彼女を知っている誰かが、彼女の経歴を見た上で自分自身を認識して意図的にそのような発言をしたのか?
しかし一方で、あれは明らかに本人の声だった。
もし本当に本人なら、数日間でこんなに成長するなんてあり得ないはずだ。
電車爆発後、カレンは彼女一人が座っているところを見つけて抱きしめ救ったが、アルフレッドを探すためにその場を離れ、その後病院へ行き、再び戻ってこなかった。
そのため、カレンには何の罪悪感もなかった。
初めて会った相手だし、爆発前にお姉ちゃんを守っただけで十分だったのだ。
カレンは追いかける時間や興味もなく、あえて彼女を家まで送るか、あるいは心理的ケアを提供するなどという余裕はなかった。

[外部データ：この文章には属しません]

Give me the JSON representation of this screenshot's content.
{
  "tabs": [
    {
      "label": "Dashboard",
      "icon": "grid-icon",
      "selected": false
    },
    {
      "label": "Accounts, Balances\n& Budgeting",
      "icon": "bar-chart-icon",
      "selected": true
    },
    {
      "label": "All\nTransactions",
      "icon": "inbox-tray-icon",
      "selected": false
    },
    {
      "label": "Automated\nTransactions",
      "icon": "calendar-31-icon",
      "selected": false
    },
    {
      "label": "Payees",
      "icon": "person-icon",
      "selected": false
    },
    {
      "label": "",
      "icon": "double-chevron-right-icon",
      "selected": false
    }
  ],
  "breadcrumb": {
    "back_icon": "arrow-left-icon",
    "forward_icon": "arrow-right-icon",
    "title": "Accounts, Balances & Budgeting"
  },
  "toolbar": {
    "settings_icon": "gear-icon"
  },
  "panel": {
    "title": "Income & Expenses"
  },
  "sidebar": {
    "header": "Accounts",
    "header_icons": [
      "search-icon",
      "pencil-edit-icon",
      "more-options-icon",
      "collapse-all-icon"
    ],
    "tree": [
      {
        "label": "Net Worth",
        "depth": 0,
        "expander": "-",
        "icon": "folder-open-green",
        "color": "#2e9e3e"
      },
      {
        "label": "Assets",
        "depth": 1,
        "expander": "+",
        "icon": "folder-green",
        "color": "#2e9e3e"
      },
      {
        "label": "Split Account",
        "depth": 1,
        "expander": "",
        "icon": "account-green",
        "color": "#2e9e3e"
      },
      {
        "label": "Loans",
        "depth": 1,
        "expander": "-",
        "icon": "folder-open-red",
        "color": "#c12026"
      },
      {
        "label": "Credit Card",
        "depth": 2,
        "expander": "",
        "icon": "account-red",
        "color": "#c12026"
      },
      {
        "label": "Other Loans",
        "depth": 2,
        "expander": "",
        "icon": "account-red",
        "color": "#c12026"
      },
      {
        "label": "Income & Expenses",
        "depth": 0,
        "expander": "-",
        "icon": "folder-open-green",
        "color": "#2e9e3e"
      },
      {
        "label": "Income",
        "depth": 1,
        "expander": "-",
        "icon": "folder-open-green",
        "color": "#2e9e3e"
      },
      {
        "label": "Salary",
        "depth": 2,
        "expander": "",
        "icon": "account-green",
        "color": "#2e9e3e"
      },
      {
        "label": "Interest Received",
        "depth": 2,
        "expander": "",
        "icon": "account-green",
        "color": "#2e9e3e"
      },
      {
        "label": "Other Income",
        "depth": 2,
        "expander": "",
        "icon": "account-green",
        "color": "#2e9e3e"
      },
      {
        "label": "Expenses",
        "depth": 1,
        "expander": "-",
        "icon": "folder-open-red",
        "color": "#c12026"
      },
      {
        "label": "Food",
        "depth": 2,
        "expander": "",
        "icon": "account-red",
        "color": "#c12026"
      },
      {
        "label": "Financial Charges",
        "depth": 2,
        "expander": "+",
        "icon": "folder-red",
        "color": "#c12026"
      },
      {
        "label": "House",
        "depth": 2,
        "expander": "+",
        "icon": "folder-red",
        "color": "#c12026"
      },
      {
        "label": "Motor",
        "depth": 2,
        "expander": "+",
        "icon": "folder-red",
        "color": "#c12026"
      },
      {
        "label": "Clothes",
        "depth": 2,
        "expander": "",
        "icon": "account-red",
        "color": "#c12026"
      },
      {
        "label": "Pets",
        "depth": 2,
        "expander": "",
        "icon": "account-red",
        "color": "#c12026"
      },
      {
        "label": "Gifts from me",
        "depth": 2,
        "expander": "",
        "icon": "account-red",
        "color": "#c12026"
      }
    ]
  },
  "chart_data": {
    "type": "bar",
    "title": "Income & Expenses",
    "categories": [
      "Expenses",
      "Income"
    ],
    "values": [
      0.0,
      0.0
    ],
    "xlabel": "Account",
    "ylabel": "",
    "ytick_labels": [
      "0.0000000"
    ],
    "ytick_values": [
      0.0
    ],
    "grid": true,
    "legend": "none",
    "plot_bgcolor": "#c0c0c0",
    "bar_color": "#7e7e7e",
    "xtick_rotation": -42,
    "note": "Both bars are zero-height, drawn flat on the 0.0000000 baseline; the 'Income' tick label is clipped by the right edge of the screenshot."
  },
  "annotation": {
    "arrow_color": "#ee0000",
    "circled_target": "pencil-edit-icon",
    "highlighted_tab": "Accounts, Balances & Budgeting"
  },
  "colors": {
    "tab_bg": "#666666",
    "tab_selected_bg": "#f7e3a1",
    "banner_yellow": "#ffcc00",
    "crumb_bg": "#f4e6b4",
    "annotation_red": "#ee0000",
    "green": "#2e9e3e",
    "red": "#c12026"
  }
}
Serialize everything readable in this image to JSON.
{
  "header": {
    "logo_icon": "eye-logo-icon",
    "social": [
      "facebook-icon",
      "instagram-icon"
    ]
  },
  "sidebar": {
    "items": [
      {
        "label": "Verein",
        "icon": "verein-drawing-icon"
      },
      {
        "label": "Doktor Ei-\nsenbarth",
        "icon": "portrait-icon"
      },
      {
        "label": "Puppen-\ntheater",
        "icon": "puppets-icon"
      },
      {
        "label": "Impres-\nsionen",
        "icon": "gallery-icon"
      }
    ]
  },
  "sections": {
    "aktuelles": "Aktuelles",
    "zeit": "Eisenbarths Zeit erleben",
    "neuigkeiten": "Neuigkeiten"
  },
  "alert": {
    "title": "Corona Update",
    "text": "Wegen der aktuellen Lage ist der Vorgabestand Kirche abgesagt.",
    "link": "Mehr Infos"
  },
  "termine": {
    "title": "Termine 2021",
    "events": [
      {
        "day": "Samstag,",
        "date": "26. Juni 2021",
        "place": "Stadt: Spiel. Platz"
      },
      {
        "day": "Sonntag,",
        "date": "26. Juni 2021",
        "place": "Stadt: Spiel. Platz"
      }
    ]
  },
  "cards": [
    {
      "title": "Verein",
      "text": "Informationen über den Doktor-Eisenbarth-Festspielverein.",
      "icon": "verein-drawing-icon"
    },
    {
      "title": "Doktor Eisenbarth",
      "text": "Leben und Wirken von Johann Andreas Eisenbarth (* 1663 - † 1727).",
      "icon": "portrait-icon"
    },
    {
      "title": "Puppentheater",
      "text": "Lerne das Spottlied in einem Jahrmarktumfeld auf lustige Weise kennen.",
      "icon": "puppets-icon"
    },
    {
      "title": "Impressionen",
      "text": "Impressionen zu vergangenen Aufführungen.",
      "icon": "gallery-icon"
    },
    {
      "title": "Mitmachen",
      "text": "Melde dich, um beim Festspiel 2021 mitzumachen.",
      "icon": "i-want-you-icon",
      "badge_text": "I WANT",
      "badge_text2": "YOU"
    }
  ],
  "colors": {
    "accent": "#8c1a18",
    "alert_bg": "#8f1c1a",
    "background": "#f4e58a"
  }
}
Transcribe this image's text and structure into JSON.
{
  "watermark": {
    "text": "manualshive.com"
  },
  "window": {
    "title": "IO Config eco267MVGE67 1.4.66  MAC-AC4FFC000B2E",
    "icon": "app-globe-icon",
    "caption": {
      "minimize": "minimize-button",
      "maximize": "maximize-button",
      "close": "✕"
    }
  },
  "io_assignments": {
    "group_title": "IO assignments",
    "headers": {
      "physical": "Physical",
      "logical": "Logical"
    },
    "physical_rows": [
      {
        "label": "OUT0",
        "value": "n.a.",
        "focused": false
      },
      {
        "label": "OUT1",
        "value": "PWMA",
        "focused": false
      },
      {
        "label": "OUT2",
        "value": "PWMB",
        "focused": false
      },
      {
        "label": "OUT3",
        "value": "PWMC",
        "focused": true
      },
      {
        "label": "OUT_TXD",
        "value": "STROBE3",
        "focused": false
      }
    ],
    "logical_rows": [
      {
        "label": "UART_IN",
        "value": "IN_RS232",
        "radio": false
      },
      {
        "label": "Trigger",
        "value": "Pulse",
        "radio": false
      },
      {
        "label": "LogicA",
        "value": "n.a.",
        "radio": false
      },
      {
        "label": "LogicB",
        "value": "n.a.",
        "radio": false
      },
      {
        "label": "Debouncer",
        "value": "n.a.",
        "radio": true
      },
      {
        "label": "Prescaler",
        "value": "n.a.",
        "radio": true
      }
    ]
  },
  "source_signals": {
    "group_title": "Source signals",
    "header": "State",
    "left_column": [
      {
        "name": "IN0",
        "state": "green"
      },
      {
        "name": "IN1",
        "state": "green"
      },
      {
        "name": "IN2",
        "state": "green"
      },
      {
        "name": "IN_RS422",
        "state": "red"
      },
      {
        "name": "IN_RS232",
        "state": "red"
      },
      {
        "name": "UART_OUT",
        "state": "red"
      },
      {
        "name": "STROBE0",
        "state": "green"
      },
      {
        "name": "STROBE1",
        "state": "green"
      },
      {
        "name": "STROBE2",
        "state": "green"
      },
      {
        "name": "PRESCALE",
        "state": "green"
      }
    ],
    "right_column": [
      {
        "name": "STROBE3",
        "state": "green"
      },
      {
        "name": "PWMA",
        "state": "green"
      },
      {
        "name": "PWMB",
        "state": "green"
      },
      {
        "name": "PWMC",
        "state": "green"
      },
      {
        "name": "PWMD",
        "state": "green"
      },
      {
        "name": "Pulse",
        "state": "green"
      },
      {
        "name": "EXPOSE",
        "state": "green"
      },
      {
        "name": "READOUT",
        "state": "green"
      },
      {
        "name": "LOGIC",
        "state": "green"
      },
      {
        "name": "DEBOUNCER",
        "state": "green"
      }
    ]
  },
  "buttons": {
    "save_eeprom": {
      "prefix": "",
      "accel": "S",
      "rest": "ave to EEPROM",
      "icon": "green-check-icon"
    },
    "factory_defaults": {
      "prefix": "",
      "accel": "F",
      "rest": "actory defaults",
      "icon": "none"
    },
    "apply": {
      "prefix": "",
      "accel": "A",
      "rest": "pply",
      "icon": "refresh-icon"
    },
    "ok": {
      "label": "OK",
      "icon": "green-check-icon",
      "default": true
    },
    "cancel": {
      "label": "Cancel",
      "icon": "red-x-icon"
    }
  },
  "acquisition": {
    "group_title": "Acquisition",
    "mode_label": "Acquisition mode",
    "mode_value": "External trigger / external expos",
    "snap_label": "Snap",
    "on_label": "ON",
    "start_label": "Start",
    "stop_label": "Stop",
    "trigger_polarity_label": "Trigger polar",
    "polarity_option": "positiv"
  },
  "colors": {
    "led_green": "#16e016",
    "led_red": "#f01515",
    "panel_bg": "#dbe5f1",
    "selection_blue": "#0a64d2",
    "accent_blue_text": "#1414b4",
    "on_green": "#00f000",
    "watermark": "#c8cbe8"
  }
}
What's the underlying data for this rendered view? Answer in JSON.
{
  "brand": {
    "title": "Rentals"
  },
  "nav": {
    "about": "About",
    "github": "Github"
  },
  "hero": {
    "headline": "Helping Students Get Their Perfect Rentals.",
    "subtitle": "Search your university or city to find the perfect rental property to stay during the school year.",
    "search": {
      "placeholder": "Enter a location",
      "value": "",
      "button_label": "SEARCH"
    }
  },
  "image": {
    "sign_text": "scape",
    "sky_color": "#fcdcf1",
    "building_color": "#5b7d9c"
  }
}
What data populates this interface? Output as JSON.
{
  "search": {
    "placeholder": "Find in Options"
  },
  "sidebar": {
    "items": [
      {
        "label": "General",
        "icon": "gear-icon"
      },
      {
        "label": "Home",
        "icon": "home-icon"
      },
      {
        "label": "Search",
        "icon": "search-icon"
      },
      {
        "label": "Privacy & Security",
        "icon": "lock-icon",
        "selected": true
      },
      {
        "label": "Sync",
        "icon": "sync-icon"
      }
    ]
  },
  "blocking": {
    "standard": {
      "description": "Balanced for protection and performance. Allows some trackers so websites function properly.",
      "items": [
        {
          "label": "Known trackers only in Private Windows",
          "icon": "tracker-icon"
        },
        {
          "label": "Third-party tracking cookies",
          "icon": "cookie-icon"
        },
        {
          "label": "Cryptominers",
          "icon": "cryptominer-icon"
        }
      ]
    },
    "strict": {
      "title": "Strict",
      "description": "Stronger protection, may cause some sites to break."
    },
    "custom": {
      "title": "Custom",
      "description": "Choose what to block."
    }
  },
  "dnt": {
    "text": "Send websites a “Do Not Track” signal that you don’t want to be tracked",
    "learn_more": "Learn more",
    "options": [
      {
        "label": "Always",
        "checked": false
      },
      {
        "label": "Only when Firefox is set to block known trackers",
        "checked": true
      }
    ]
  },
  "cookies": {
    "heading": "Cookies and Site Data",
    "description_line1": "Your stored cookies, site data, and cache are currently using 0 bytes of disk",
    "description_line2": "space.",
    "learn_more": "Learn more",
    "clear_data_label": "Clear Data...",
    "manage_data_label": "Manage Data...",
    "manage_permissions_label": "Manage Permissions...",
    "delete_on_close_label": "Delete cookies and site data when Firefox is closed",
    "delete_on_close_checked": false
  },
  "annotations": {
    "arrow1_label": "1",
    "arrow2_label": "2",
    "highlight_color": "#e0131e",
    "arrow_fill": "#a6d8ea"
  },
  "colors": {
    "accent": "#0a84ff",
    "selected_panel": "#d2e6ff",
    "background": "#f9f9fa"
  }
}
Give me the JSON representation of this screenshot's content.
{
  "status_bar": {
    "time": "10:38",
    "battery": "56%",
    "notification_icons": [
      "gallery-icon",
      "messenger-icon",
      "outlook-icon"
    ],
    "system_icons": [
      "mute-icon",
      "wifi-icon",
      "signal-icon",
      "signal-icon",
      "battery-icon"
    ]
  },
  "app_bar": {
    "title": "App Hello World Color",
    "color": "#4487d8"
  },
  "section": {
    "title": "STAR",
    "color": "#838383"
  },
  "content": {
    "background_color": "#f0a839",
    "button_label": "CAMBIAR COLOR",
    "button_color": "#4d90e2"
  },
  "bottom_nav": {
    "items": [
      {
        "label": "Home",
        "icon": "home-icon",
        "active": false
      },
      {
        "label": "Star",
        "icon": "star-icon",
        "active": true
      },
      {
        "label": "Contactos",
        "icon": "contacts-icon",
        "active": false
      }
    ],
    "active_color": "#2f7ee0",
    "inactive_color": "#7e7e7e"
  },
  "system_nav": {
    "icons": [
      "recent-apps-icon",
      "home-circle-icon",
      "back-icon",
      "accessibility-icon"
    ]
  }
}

タクシーが見えなくなった後も、カレンは追跡しなかった。
相手は意図的に接触して挨拶しただけで、深入りするつもりはなかったようだ。
しかしカレンの心臓には恐怖感はなかった。
彼の「秩序神教」の身分は外見的には問題ないが、厳密には秩序神教の上層部にしか見えない存在なのだ。
そのため一般の人間からすれば「秩序神教」という名前自体は十分な威圧力を持っている。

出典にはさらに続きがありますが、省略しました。